Fungi mining and giant waste piles: How to get rare earths without mining rock

We often talk about the future of technology as if it depends solely on what we extract next. New mines. New discoveries. New frontiers. But what if part of that future is already here, sitting quietly in places we’ve long written off as waste?

A recent BBC Future article explores an idea that initially feels counterintuitive but quickly becomes hard to ignore: landfills and coal ash, long viewed as environmental burdens, may hold significant amounts of rare earth metals. These elements are essential to modern life. They power electric vehicles, wind turbines, smartphones, medical equipment, and much of the technology we rely on every day. Yet sourcing them has historically come with serious environmental and geopolitical costs.

What struck me most is the shift in perspective this research requires. Coal ash has been treated for decades as a problem to contain, manage, or clean up.

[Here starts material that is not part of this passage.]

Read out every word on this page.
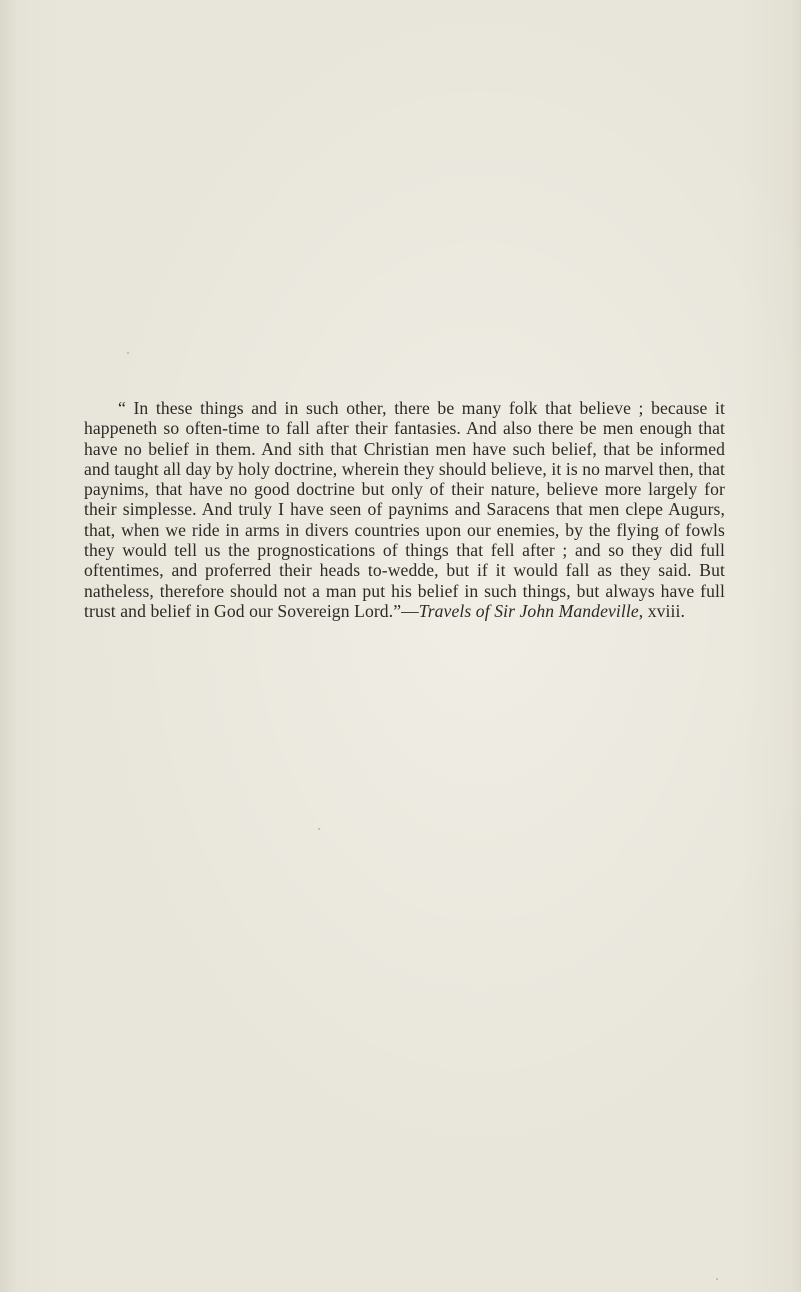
“ In these things and in such other, there be many folk that believe ; because it happeneth so often-time to fall after their fantasies. And also there be men enough that have no belief in them. And sith that Christian men have such belief, that be informed and taught all day by holy doctrine, wherein they should believe, it is no marvel then, that paynims, that have no good doctrine but only of their nature, believe more largely for their simplesse. And truly I have seen of paynims and Saracens that men clepe Augurs, that, when we ride in arms in divers countries upon our enemies, by the flying of fowls they would tell us the prognostications of things that fell after ; and so they did full oftentimes, and proferred their heads to-wedde, but if it would fall as they said. But natheless, therefore should not a man put his belief in such things, but always have full trust and belief in God our Sovereign Lord.”—Travels of Sir John Mandeville, xviii.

Now scientists are finding that it may contain concentrations of rare earth elements comparable to, or even exceeding, traditional mineral deposits. In the United States alone, enormous quantities of coal ash are already stored, meaning the materials needed for emerging technologies may already exist without opening new mines or disturbing untouched land.

There’s something deeply compelling about the idea of extracting value from what we once considered useless or harmful. It forces us to confront how narrowly we sometimes define resources and how quickly we label things as disposable. Instead of seeing waste as an endpoint, this research invites us to see it as part of a longer lifecycle, one that still holds potential if approached thoughtfully and responsibly.

That doesn’t mean this is a simple fix. Recovering rare earth metals from waste presents technical challenges, cost considerations, and environmental questions of its own. Any solution still requires care, oversight, and long-term thinking. But the possibility itself feels important. It suggests that progress doesn’t always require starting from scratch. Sometimes it comes from reassessing what we already have and asking better questions about how we use it.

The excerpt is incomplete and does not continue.